Development of a plan for a comprehensive program array: The CCISC
model requires development of a plan in which each existing program is
assigned a specific role or area of competency with regard to provision of
Dual Diagnosis Capable or Dual Diagnosis Enhanced service for people with
co-occurring disorders, primarily within the context of available
resources. This plan should also identify system gaps that require
longer range planning and/or additional resources to address, and identify
strategies for filling those gaps. Four important areas that must be
addressed in each CCISC are:
a. Evidence based best practice: There needs to be a
specific plan for initiating at least one Continuous Treatment Team
(or similar service) for the most seriously impaired individuals with
serious and persistent mental illness (SPMI)- and substance
disorder. This can occur by building dual diagnosis enhancement into
an existing intensive case management team.
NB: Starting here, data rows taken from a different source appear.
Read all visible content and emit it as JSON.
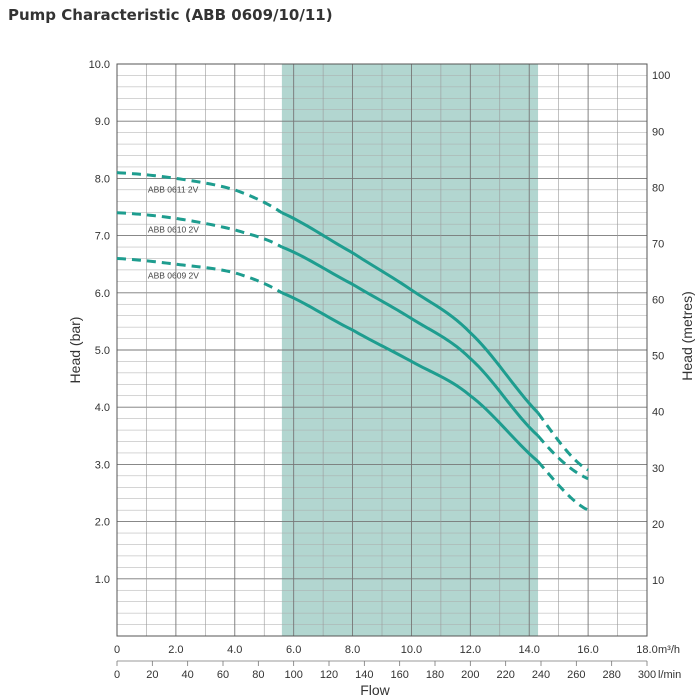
{
  "title": "Pump Characteristic (ABB 0609/10/11)",
  "colors": {
    "curve": "#1e9d8f",
    "band": "#b2d6d0",
    "grid": "#888888",
    "text": "#333333"
  },
  "chart_data": {
    "type": "line",
    "title": "Pump Characteristic (ABB 0609/10/11)",
    "xlabel": "Flow",
    "ylabel_left": "Head (bar)",
    "ylabel_right": "Head (metres)",
    "x_primary": {
      "unit": "m³/h",
      "range": [
        0,
        18
      ],
      "ticks": [
        "0",
        "2.0",
        "4.0",
        "6.0",
        "8.0",
        "10.0",
        "12.0",
        "14.0",
        "16.0",
        "18.0"
      ],
      "tick_values": [
        0,
        2,
        4,
        6,
        8,
        10,
        12,
        14,
        16,
        18
      ]
    },
    "x_secondary": {
      "unit": "l/min",
      "range": [
        0,
        300
      ],
      "ticks": [
        "0",
        "20",
        "40",
        "60",
        "80",
        "100",
        "120",
        "140",
        "160",
        "180",
        "200",
        "220",
        "240",
        "260",
        "280",
        "300"
      ],
      "tick_values": [
        0,
        20,
        40,
        60,
        80,
        100,
        120,
        140,
        160,
        180,
        200,
        220,
        240,
        260,
        280,
        300
      ]
    },
    "y_left": {
      "unit": "bar",
      "range": [
        0,
        10
      ],
      "ticks": [
        "1.0",
        "2.0",
        "3.0",
        "4.0",
        "5.0",
        "6.0",
        "7.0",
        "8.0",
        "9.0",
        "10.0"
      ],
      "tick_values": [
        1,
        2,
        3,
        4,
        5,
        6,
        7,
        8,
        9,
        10
      ]
    },
    "y_right": {
      "unit": "metres",
      "range": [
        0,
        102
      ],
      "ticks": [
        "10",
        "20",
        "30",
        "40",
        "50",
        "60",
        "70",
        "80",
        "90",
        "100"
      ],
      "tick_values": [
        10,
        20,
        30,
        40,
        50,
        60,
        70,
        80,
        90,
        100
      ]
    },
    "operating_range_m3h": [
      5.6,
      14.3
    ],
    "grid": true,
    "series": [
      {
        "name": "ABB 0611 2V",
        "label": "ABB 0611 2V",
        "points": [
          [
            0,
            8.1
          ],
          [
            2,
            8.0
          ],
          [
            4,
            7.8
          ],
          [
            5.6,
            7.4
          ],
          [
            8,
            6.7
          ],
          [
            10,
            6.05
          ],
          [
            12,
            5.3
          ],
          [
            14.3,
            3.9
          ],
          [
            16,
            2.9
          ]
        ],
        "solid_range": [
          5.6,
          14.3
        ]
      },
      {
        "name": "ABB 0610 2V",
        "label": "ABB 0610 2V",
        "points": [
          [
            0,
            7.4
          ],
          [
            2,
            7.3
          ],
          [
            4,
            7.1
          ],
          [
            5.6,
            6.8
          ],
          [
            8,
            6.15
          ],
          [
            10,
            5.55
          ],
          [
            12,
            4.85
          ],
          [
            14.3,
            3.5
          ],
          [
            16,
            2.75
          ]
        ],
        "solid_range": [
          5.6,
          14.3
        ]
      },
      {
        "name": "ABB 0609 2V",
        "label": "ABB 0609 2V",
        "points": [
          [
            0,
            6.6
          ],
          [
            2,
            6.5
          ],
          [
            4,
            6.35
          ],
          [
            5.6,
            6.0
          ],
          [
            8,
            5.35
          ],
          [
            10,
            4.8
          ],
          [
            12,
            4.2
          ],
          [
            14.3,
            3.05
          ],
          [
            16,
            2.2
          ]
        ],
        "solid_range": [
          5.6,
          14.3
        ]
      }
    ]
  }
}
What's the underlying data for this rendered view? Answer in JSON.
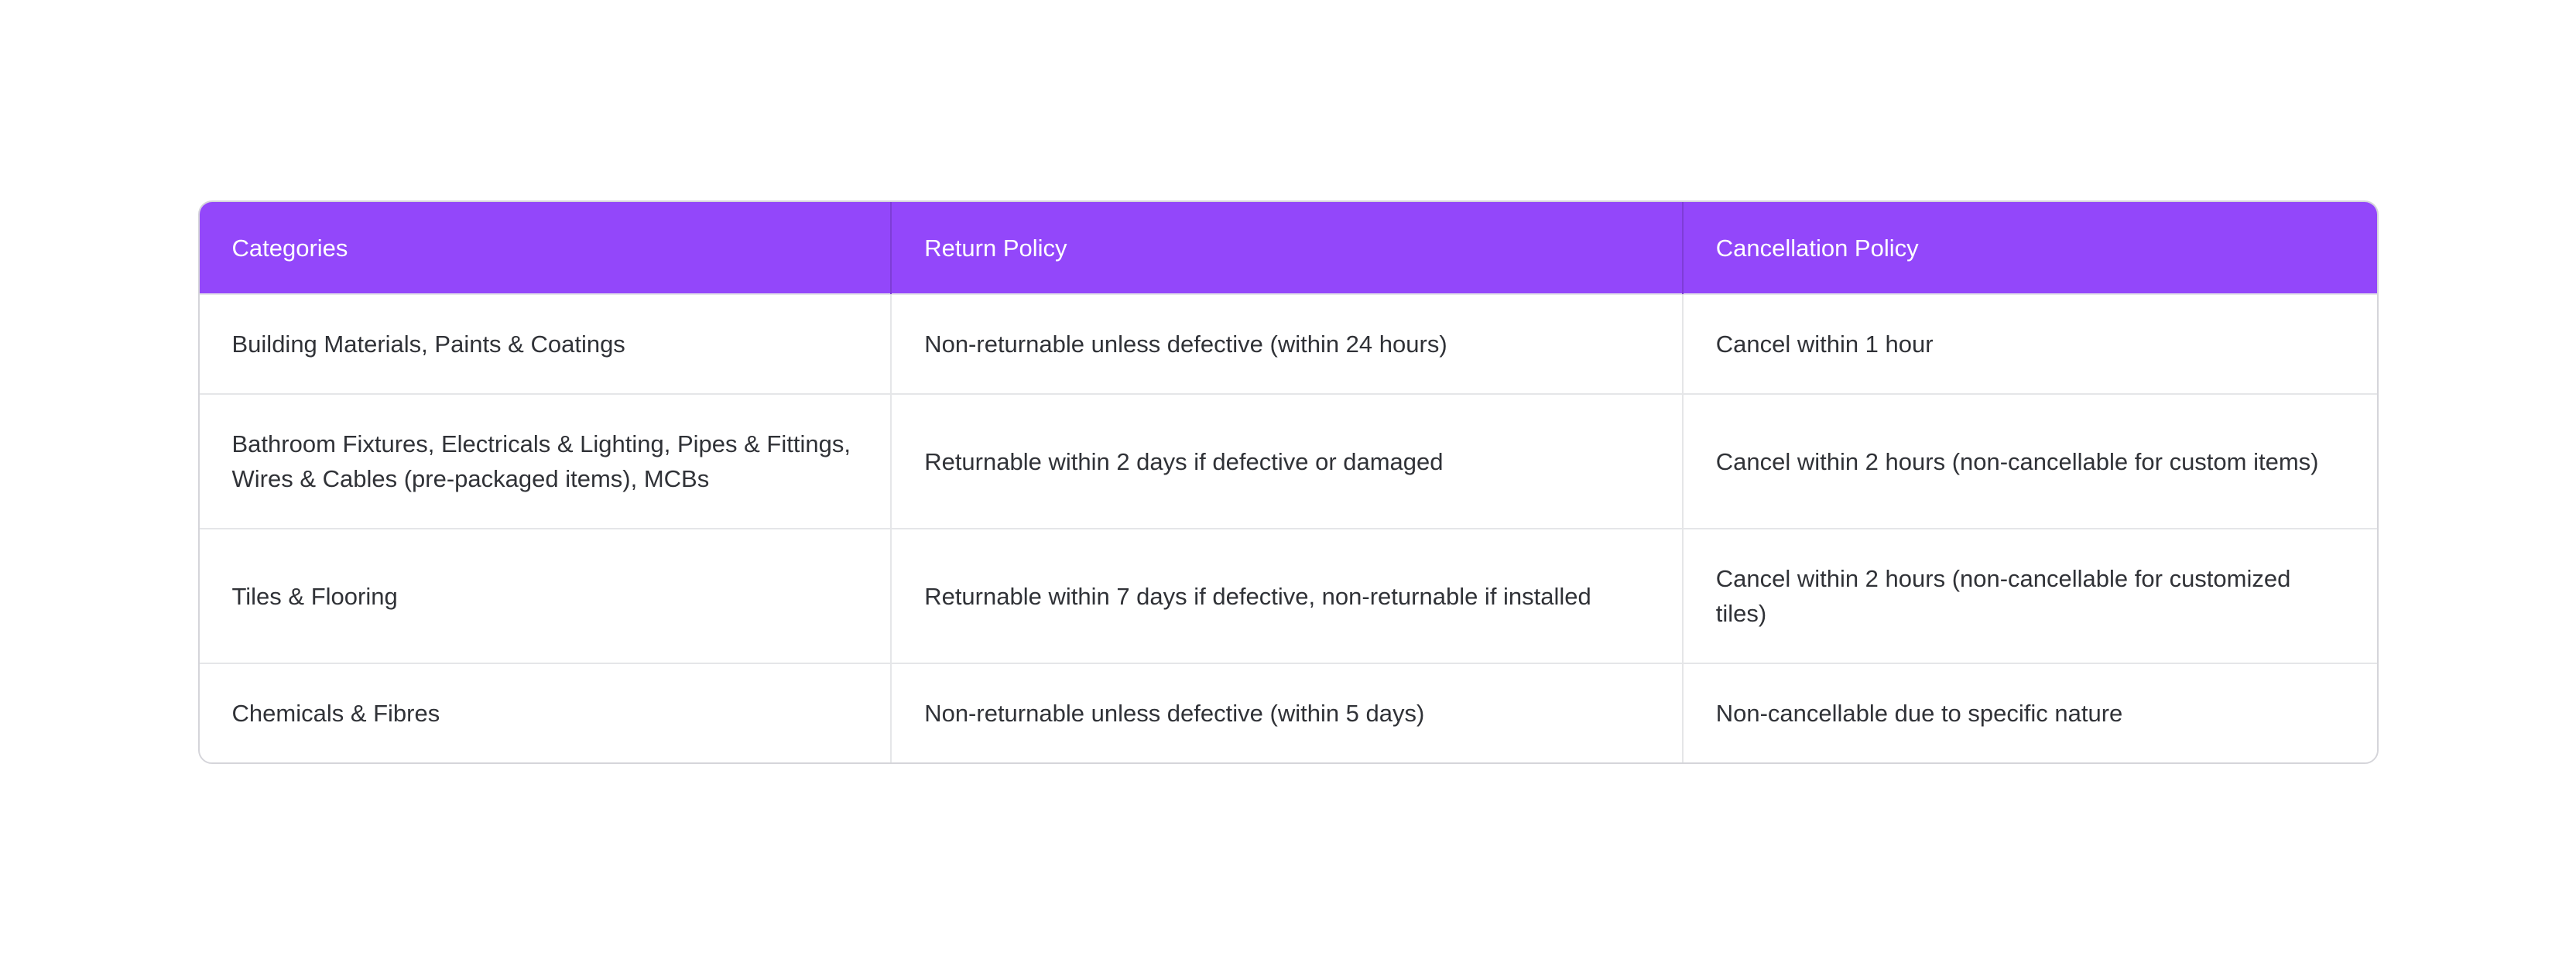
{
  "table": {
    "headers": [
      "Categories",
      "Return Policy",
      "Cancellation Policy"
    ],
    "rows": [
      [
        "Building Materials, Paints & Coatings",
        "Non-returnable unless defective (within 24 hours)",
        "Cancel within 1 hour"
      ],
      [
        "Bathroom Fixtures, Electricals & Lighting, Pipes & Fittings, Wires & Cables (pre-packaged items), MCBs",
        "Returnable within 2 days if defective or damaged",
        "Cancel within 2 hours (non-cancellable for custom items)"
      ],
      [
        "Tiles & Flooring",
        "Returnable within 7 days if defective, non-returnable if installed",
        "Cancel within 2 hours (non-cancellable for customized tiles)"
      ],
      [
        "Chemicals & Fibres",
        "Non-returnable unless defective (within 5 days)",
        "Non-cancellable due to specific nature"
      ]
    ]
  },
  "colors": {
    "page_bg": "#FFFFFF",
    "header_bg": "#9347FA",
    "header_text": "#FFFFFF",
    "body_text": "#303237",
    "border_outer": "#D5D5DA",
    "border_inner": "#E5E6E8",
    "header_divider": "rgba(0,0,0,0.14)"
  }
}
b. Peer dual recovery supports: The system must identify at
least one dual recovery self-help program (e.g., Dual Recovery
Anonymous (Hamilton & Samples, 1995), Double Trouble in Recovery
(Vogel, 1999)) and establish a plan to facilitate the creation of
these groups throughout the system.
c. Residential supports and services: The system should
begin to plan for a comprehensive range of programs that addresses a
variety of residential needs, building initially upon the availability
of existing resources through redesigning those services to be more
explicitly focused on ICOPSD. This range of programs should include:
1. DDC/DDE addiction residential treatment (e.g.,
modified therapeutic community programs).
2. Abstinence-mandated (dry) supported housing for
individuals with psychiatric disabilities.
3. Abstinence-encouraged (damp) supported housing for
individuals with psychiatric disabilities
4. Consumer – choice (wet) supported housing for
individuals with psychiatric disabilities at risk of
homelessness
d. Continuum of levels of care: All categories of service
for ICOPSD should be available in a range of levels of care, including
outpatient services of various levels of intensity; intensive
outpatient or day treatment, residential treatment, and
hospitalization.
CCISC implementation requires a plan that includes attention to
each of these areas in a comprehensive service array.